Sont concernées les personnes qui se trouvent en congé maladie, en congé maternité, mais également les périodes de chômage. Celles-ci "donneront lieu à l’acquisition de points sur la base des indemnités versées à ces assurés au titre de ces périodes, et notamment sur la base de l’allocation de retour à l’emploi (ARE)", peut-on notamment lire. La limite de ce système ? Les personnes en fin de droit, qui ne perçoivent plus d'indemnités. 

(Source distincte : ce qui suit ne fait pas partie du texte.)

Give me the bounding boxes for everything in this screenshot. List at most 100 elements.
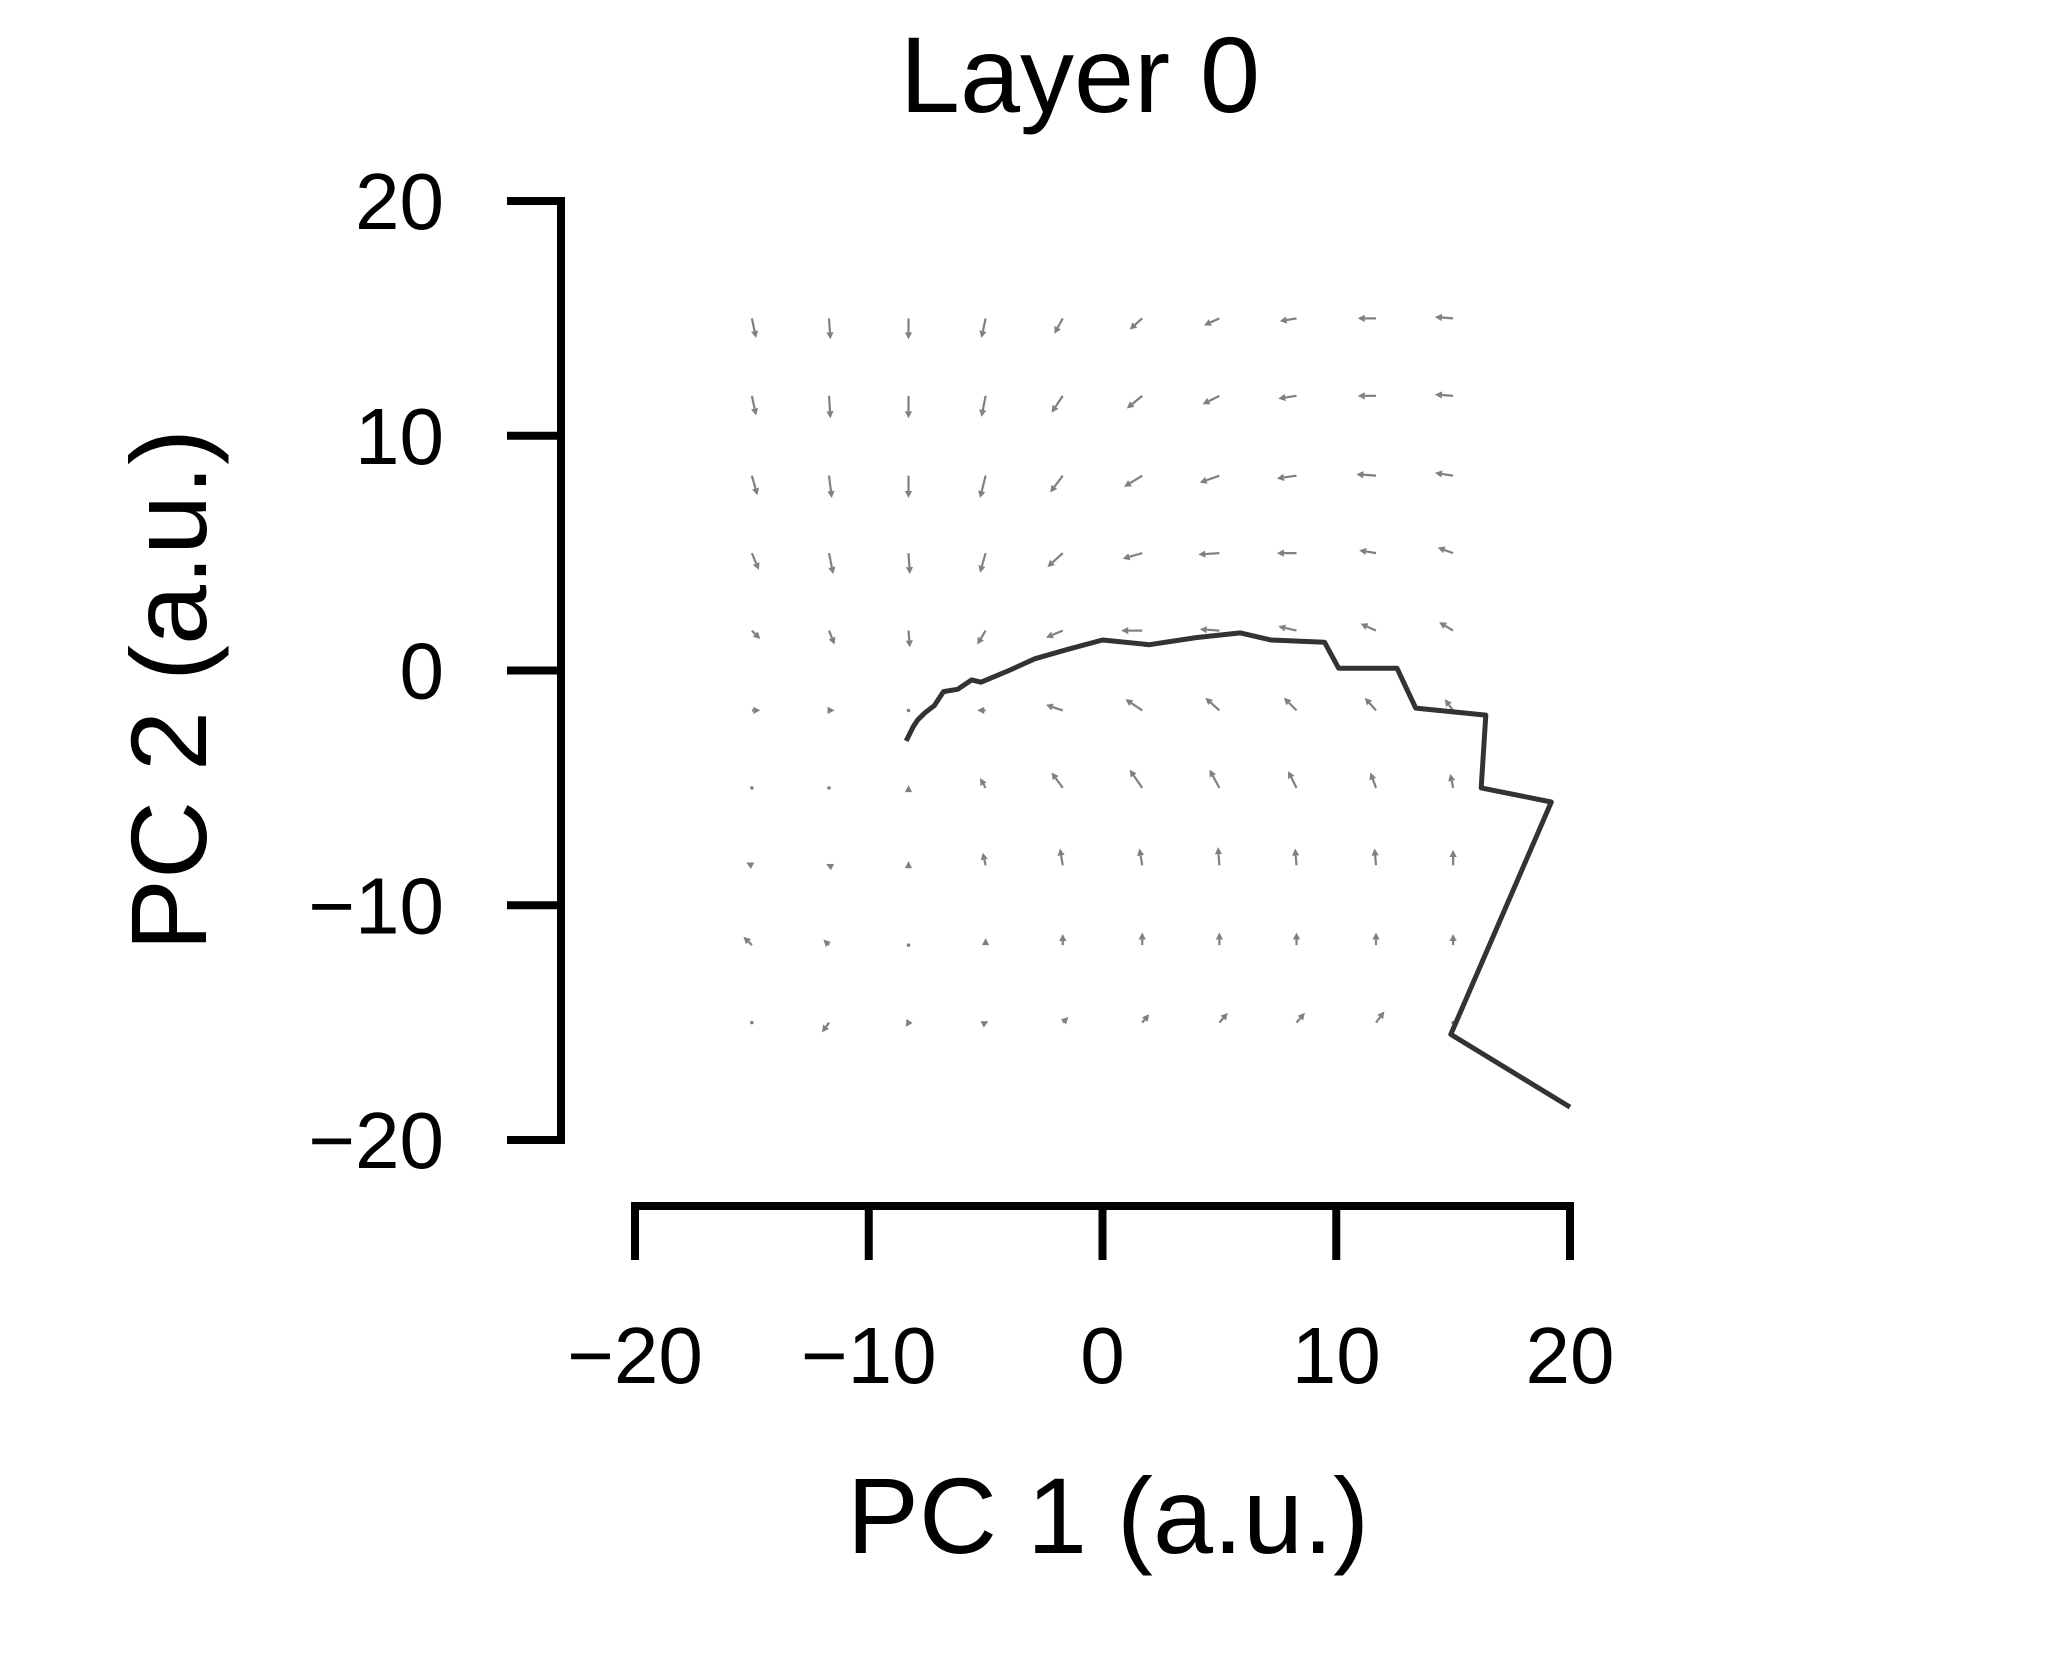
- vector-arrow: [1434, 391, 1454, 399]
- vector-arrow: [1278, 394, 1297, 402]
- vector-arrow: [750, 552, 760, 570]
- chart-title: Layer 0: [900, 14, 1260, 135]
- vector-arrow: [1129, 769, 1144, 789]
- vector-arrow: [1364, 697, 1377, 712]
- vector-arrow: [904, 395, 913, 419]
- vector-arrow: [1437, 546, 1454, 555]
- vector-arrow: [1292, 932, 1301, 946]
- vector-arrow: [1202, 394, 1220, 405]
- vector-arrow: [826, 395, 834, 419]
- vector-arrow: [977, 630, 987, 645]
- y-axis: −20 −10 0 10 20: [308, 157, 565, 1185]
- x-tick-label: −10: [801, 1311, 937, 1400]
- vector-arrow: [750, 475, 760, 496]
- vector-arrow: [1045, 629, 1064, 639]
- y-tick-label: −10: [308, 861, 444, 950]
- vector-arrow: [1372, 932, 1380, 946]
- vector-arrow: [1051, 772, 1064, 789]
- vector-arrow: [1288, 771, 1298, 789]
- vector-arrow: [1292, 848, 1300, 866]
- vector-arrow: [906, 708, 911, 713]
- vector-arrow: [1359, 547, 1377, 556]
- vector-arrow: [1278, 624, 1297, 632]
- vector-arrow: [751, 629, 761, 639]
- vector-arrow: [1295, 1012, 1305, 1024]
- vector-arrow: [1124, 474, 1143, 487]
- vector-arrow: [1449, 849, 1457, 866]
- vector-arrow: [1198, 550, 1220, 558]
- x-axis-label: PC 1 (a.u.): [847, 1455, 1369, 1576]
- vector-arrow: [750, 786, 754, 790]
- vector-arrow: [822, 1021, 830, 1033]
- vector-arrow: [978, 552, 987, 573]
- vector-arrow: [1360, 623, 1377, 632]
- vector-arrow: [1199, 626, 1220, 634]
- vector-arrow: [1205, 697, 1221, 712]
- vector-arrow: [1279, 316, 1297, 324]
- x-axis: −20 −10 0 10 20: [567, 1202, 1614, 1400]
- vector-arrow: [1375, 1011, 1385, 1024]
- vector-arrow: [743, 936, 753, 946]
- vector-arrow: [1199, 474, 1220, 484]
- vector-arrow: [979, 395, 987, 417]
- vector-arrow: [746, 862, 755, 869]
- vector-arrow: [1434, 313, 1454, 322]
- vector-arrow: [1357, 314, 1376, 322]
- vector-arrow: [1357, 392, 1376, 400]
- vector-arrow: [1047, 552, 1064, 568]
- y-tick-label: 0: [400, 627, 445, 716]
- vector-arrow: [827, 630, 836, 645]
- vector-arrow: [905, 1019, 913, 1027]
- x-tick-label: −20: [567, 1311, 703, 1400]
- vector-arrow: [1214, 847, 1223, 866]
- y-tick-label: 20: [355, 157, 444, 246]
- vector-arrow: [1060, 1017, 1069, 1025]
- vector-arrow: [1215, 932, 1223, 946]
- vector-arrow: [750, 395, 759, 416]
- vector-arrow: [1122, 552, 1143, 561]
- vector-arrow: [1448, 773, 1456, 789]
- vector-arrow: [1434, 470, 1454, 478]
- vector-arrow: [750, 1020, 754, 1025]
- vector-arrow: [1125, 699, 1143, 712]
- vector-arrow: [823, 939, 831, 948]
- vector-arrow: [1209, 769, 1221, 789]
- vector-arrow: [751, 706, 761, 715]
- vector-arrow: [905, 553, 914, 575]
- vector-arrow: [826, 318, 834, 340]
- vector-arrow: [1356, 471, 1377, 479]
- vector-arrow: [1138, 932, 1146, 946]
- vector-arrow: [1439, 622, 1454, 632]
- vector-arrow: [979, 318, 987, 338]
- vector-arrow: [1203, 317, 1220, 326]
- vector-arrow: [1276, 549, 1297, 557]
- vector-arrow: [827, 552, 836, 575]
- trajectory-line: [903, 630, 1572, 1110]
- vector-arrow: [826, 863, 835, 871]
- vector-arrow: [1121, 626, 1143, 635]
- vector-arrow: [827, 475, 835, 499]
- vector-arrow: [1369, 772, 1378, 789]
- vector-arrow: [980, 778, 987, 789]
- vector-arrow: [1051, 395, 1064, 413]
- vector-arrow: [827, 706, 835, 715]
- vector-arrow: [906, 943, 911, 947]
- vector-arrow: [980, 852, 988, 866]
- vector-arrow: [1129, 317, 1143, 330]
- vector-arrow: [1137, 848, 1145, 866]
- y-tick-label: −20: [308, 1096, 444, 1185]
- vector-arrow: [1276, 473, 1297, 482]
- vector-arrow: [1059, 933, 1067, 946]
- vector-arrow: [1371, 848, 1379, 866]
- vector-arrow: [1141, 1014, 1150, 1024]
- vector-arrow: [1126, 394, 1143, 409]
- vector-arrow: [978, 475, 987, 499]
- y-axis-label: PC 2 (a.u.): [108, 429, 229, 951]
- x-tick-label: 10: [1292, 1311, 1381, 1400]
- vector-arrow: [904, 785, 913, 793]
- vector-arrow: [1449, 933, 1457, 946]
- vector-arrow: [1218, 1012, 1228, 1024]
- vector-arrow: [750, 318, 759, 338]
- vector-arrow: [904, 475, 913, 499]
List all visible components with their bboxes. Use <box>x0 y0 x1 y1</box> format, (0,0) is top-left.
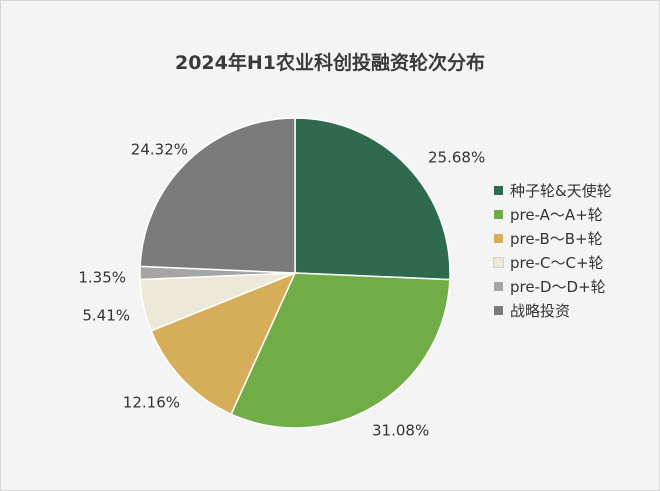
legend-label: pre-A～A+轮 <box>510 205 603 224</box>
chart-title: 2024年H1农业科创投融资轮次分布 <box>174 52 485 74</box>
legend-item: pre-D～D+轮 <box>494 274 612 298</box>
data-label: 1.35% <box>78 269 126 287</box>
data-label: 25.68% <box>428 149 485 167</box>
chart-legend: 种子轮&天使轮 pre-A～A+轮 pre-B～B+轮 pre-C～C+轮 pre-D～… <box>493 178 612 322</box>
legend-label: pre-C～C+轮 <box>510 253 604 272</box>
legend-swatch <box>494 209 503 219</box>
data-label: 5.41% <box>82 307 130 325</box>
data-label: 12.16% <box>123 394 180 412</box>
data-label: 31.08% <box>372 422 429 440</box>
data-label: 24.32% <box>131 141 188 159</box>
pie-slice <box>150 271 297 416</box>
legend-swatch <box>494 281 503 291</box>
legend-swatch <box>494 185 503 195</box>
legend-label: pre-B～B+轮 <box>510 229 603 248</box>
pie-slice <box>230 272 451 429</box>
legend-swatch <box>494 305 503 315</box>
legend-label: 战略投资 <box>510 301 571 320</box>
legend-item: 种子轮&天使轮 <box>494 178 612 202</box>
legend-item: 战略投资 <box>494 298 612 322</box>
legend-label: pre-D～D+轮 <box>510 277 606 296</box>
legend-item: pre-A～A+轮 <box>494 202 612 226</box>
legend-item: pre-B～B+轮 <box>494 226 612 250</box>
legend-label: 种子轮&天使轮 <box>510 181 612 200</box>
pie-slice <box>139 117 296 274</box>
legend-swatch <box>493 256 504 268</box>
legend-item: pre-C～C+轮 <box>493 250 612 274</box>
legend-swatch <box>494 233 503 243</box>
pie-slice <box>294 117 451 281</box>
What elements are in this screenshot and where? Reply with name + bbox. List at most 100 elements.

Politis, qui s'est emparé du sujet, a réussi à obtenir quelques éléments de la part du cabinet de Laurent Pietraszewski, le nouveau secrétaire d’État à la réforme des retraites et remplaçant de Jean-Paul Delevoye. Dans le discours, on se veut rassurant. "Les chômeuses et chômeurs en fin de droit, qui perçoivent l’allocation de solidarité spécifique (ASS), bénéficieront de points de retraite au titre de cette allocation, mais les modalités de cette attribution doivent être établies avec la refonte des minimas sociaux, actuellement à l’étude au sein du gouvernement, sous la forme d’un 'revenu universel d’activité' (RUA)." Pour connaître en détail les modalités, il faudra en tout cas patienter, le projet devant être dévoilé courant 2020.